Wednesday, March 26, 2008

humiliated

it's been a while. i just haven't had any reason to write. i start the lupron again tomorrow. i don't know how i'll survive if this ivf cycle fails.

had a situation at work today that totally suked and i can't stop thinking about it. i'm so embarrassed. i called a parent to discuss her child's behavioral problems in class. the woman became hysterical and abusive when i told her about his inappropriate and disrespectful behavior. i stayed calm- i've dealt with crazy parents before. but then she said something like...do you have children? maybe if you had children you'd know what to do. so i yelled back...no, i don't have children...i can't have children for your information. i just got so pissed. how dare she make it personal. i called to inquire what the best way is to deal with her child and she attacked me. i know this woman has no idea what i'm going thru but i just lost it when she said that. insensitive bitch! thing is that i yelled it in my office and there were two other people who heard it in the office next door. i'm so humiliated. now everyone will know i can't have kids. i'm such an idiot.

Friday, March 7, 2008

thank you

thanks to everyone for your comments. i've never been more popular...i guess i need to freak out more often and threaten never to blog again. i've had time to reflect and well, i really need this blog to retain what little sanity i have these days.

i destroyed my prenatal vitamins. that was pretty stupid. i smashed them up all over the kitchen floor. then i had to clean them up. it felt good though- smashing them, not cleaning up. i have to buy more and i know the insurance company will tell me it's too soon and that i can't. my poor husband was ready to have me committed.

then something truly awful happened. i got the call from my nurse telling me the test was negative but then i got an email from my good friend saying she had lost her baby. she was four months pregnant and the heart just stopped. how could i mourn something that never was when she had just lost her baby? hearing her news made me realize how ridiculous i am being. i stopped crying for myself and cried for her instead.

so i'm trying again. my doctor explained that the retrieval was too soon. apparently my eggs mature slower than other women so we've got to wait longer next time. i'm obviously not looking forward to starting over but what choice do i have?

Tuesday, March 4, 2008

i'm done

i just took a home test and got a negative. i knew ivf failed and i didn't want to hear it tomorrow so i took the test. i'm not blogging anymore. i'm done with all this bullshit and these fucking doctors and the needles and drugs and screwed up emotions. good luck to you all.

tomorrow's the day

i take my pregnancy test tomorrow. i still don't have any symptoms or signs of pregnancy and feel like i'm going to get the biggest disappoinment of my life tomorrow. oh well, guess i'm doing another cycle. the question is how i'm going to make it through the day at work waiting to hear and then after hearing.

Saturday, March 1, 2008

To Test or Not To Test?

I still don't feel pregnant.

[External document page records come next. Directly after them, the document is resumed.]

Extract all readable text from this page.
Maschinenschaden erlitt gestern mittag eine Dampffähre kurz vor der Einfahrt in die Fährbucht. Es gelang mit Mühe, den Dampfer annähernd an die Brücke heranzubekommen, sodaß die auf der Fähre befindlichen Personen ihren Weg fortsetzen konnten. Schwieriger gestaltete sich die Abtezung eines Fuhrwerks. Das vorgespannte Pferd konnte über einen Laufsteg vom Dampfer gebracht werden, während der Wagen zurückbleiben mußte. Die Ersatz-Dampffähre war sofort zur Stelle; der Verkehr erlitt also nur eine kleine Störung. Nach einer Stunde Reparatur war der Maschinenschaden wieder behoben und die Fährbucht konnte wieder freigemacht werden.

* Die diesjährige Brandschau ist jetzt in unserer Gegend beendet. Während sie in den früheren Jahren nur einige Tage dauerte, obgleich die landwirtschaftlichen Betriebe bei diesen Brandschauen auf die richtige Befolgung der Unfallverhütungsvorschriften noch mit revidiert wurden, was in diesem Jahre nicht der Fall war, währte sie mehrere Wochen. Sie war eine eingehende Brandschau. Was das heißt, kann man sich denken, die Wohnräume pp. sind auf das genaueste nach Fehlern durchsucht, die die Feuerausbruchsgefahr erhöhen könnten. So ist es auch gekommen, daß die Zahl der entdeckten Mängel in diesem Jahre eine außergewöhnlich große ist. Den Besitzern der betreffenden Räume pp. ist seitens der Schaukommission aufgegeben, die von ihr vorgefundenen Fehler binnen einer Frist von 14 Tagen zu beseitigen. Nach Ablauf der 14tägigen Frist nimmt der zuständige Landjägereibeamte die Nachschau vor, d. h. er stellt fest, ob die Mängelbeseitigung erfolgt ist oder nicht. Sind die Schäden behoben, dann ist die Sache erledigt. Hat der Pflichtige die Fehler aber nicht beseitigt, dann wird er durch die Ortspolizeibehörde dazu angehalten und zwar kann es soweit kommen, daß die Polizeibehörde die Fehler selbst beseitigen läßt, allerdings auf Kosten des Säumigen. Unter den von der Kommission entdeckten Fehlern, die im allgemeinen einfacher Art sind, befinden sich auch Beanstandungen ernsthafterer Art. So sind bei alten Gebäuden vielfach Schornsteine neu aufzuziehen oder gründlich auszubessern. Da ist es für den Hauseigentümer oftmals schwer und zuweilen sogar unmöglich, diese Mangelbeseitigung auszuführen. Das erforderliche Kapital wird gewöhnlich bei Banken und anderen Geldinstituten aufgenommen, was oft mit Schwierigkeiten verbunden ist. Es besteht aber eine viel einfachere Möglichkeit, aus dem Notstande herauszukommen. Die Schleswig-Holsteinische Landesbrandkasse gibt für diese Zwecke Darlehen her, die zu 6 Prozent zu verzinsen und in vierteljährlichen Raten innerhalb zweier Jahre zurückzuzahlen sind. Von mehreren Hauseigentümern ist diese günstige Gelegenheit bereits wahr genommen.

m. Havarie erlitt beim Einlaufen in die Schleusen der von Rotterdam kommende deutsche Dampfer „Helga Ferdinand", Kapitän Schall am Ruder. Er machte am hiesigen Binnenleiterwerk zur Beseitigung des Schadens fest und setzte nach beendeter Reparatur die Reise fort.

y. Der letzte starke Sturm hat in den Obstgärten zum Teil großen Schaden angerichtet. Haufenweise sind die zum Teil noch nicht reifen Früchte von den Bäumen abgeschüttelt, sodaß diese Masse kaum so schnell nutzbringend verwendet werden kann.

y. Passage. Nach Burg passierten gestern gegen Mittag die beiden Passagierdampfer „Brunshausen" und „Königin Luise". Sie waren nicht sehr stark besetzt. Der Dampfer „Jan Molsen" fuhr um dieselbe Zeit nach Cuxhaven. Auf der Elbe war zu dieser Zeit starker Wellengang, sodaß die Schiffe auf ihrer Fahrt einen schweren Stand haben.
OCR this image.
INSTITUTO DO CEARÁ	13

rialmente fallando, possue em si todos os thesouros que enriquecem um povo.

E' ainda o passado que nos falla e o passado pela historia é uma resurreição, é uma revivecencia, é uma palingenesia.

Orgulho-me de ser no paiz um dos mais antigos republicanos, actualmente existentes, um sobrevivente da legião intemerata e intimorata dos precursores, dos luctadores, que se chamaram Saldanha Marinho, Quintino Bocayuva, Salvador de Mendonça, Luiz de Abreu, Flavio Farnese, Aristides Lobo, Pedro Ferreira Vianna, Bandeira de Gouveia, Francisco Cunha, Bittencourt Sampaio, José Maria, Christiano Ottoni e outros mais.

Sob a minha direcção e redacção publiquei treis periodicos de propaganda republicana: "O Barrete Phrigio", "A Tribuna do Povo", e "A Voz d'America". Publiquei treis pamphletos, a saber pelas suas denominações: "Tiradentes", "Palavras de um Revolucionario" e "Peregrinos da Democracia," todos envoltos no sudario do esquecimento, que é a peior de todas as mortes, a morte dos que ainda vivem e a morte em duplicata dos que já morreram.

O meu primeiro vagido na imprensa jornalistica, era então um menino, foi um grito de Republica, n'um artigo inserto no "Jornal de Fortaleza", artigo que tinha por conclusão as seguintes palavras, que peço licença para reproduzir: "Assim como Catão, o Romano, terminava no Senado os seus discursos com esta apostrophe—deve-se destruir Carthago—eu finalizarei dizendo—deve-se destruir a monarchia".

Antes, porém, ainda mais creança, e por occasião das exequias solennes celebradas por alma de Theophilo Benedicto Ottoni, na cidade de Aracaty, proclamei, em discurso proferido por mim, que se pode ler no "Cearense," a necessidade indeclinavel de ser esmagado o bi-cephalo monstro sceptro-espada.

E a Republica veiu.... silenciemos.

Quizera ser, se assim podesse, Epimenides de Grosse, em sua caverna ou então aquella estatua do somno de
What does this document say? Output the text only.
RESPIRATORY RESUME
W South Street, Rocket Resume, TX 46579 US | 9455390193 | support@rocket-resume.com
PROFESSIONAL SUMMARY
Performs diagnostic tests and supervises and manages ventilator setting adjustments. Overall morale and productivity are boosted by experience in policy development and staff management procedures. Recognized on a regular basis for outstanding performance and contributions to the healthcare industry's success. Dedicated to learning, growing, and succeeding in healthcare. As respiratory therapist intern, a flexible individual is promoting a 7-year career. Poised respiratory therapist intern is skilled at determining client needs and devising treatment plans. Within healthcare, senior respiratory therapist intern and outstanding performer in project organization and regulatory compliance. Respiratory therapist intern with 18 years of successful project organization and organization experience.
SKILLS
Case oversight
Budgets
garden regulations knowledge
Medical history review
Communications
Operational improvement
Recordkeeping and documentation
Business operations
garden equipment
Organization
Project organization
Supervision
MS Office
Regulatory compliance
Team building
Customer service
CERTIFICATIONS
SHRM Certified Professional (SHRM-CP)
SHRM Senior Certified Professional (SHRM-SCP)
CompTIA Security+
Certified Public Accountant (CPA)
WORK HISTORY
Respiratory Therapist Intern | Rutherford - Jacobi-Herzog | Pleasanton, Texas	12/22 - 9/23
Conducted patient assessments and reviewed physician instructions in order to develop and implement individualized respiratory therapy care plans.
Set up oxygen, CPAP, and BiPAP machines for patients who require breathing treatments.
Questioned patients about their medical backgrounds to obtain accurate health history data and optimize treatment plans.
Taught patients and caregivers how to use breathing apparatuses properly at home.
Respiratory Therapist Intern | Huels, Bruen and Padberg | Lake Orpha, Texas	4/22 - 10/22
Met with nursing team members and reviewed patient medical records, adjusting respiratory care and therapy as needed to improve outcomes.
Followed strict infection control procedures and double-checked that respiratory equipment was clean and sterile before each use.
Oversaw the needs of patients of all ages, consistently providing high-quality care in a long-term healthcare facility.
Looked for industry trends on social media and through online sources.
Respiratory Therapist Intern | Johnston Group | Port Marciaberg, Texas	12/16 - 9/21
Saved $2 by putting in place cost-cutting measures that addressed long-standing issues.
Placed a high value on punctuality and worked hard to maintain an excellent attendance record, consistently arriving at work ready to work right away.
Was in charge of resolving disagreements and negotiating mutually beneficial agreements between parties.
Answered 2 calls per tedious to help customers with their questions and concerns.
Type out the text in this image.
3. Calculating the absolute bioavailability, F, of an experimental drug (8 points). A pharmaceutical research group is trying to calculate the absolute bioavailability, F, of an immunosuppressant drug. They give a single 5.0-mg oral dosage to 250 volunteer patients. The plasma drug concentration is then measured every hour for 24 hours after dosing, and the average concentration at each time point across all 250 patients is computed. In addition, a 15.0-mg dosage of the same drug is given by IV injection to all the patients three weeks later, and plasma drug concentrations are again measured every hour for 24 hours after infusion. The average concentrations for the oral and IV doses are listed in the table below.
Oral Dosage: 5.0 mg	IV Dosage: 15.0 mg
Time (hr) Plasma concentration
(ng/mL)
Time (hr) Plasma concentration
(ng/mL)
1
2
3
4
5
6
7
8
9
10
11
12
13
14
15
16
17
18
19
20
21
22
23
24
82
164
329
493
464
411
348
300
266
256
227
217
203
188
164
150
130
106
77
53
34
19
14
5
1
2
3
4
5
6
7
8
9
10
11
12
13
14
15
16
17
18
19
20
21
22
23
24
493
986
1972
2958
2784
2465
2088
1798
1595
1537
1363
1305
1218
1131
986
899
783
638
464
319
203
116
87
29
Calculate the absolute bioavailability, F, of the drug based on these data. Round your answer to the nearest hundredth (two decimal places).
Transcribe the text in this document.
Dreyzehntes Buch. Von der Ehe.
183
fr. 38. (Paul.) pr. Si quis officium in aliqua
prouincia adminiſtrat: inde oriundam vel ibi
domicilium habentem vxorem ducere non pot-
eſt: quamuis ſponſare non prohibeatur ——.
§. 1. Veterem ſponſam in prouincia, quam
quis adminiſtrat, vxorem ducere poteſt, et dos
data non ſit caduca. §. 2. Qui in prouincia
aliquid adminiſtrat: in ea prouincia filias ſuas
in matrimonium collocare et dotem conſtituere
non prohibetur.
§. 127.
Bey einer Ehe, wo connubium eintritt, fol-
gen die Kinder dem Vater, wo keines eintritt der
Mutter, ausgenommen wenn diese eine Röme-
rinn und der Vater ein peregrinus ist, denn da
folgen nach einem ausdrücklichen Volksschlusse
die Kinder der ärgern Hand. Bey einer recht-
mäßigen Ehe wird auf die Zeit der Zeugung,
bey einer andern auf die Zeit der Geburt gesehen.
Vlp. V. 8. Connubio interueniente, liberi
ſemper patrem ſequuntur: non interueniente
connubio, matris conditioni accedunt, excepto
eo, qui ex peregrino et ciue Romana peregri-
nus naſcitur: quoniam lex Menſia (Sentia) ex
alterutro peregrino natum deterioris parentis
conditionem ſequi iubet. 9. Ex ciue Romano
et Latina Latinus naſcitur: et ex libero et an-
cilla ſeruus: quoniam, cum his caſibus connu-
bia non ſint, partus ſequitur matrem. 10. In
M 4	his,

It's been one week since my IVF transfer. No symptoms, no implantation bleeding everyone talks about, nothing. So the question is should I POAS? Tomorrow is bad because I have to work and then I have a job interview. I don't know how I'll make it thru the day with a negative. Maybe I should wait until Monday. My blood test is on Wednesday, maybe I should just wait until then. Thanks to all of ya'll who have given me hope by telling me you didn't feel pregnant either (and you really were).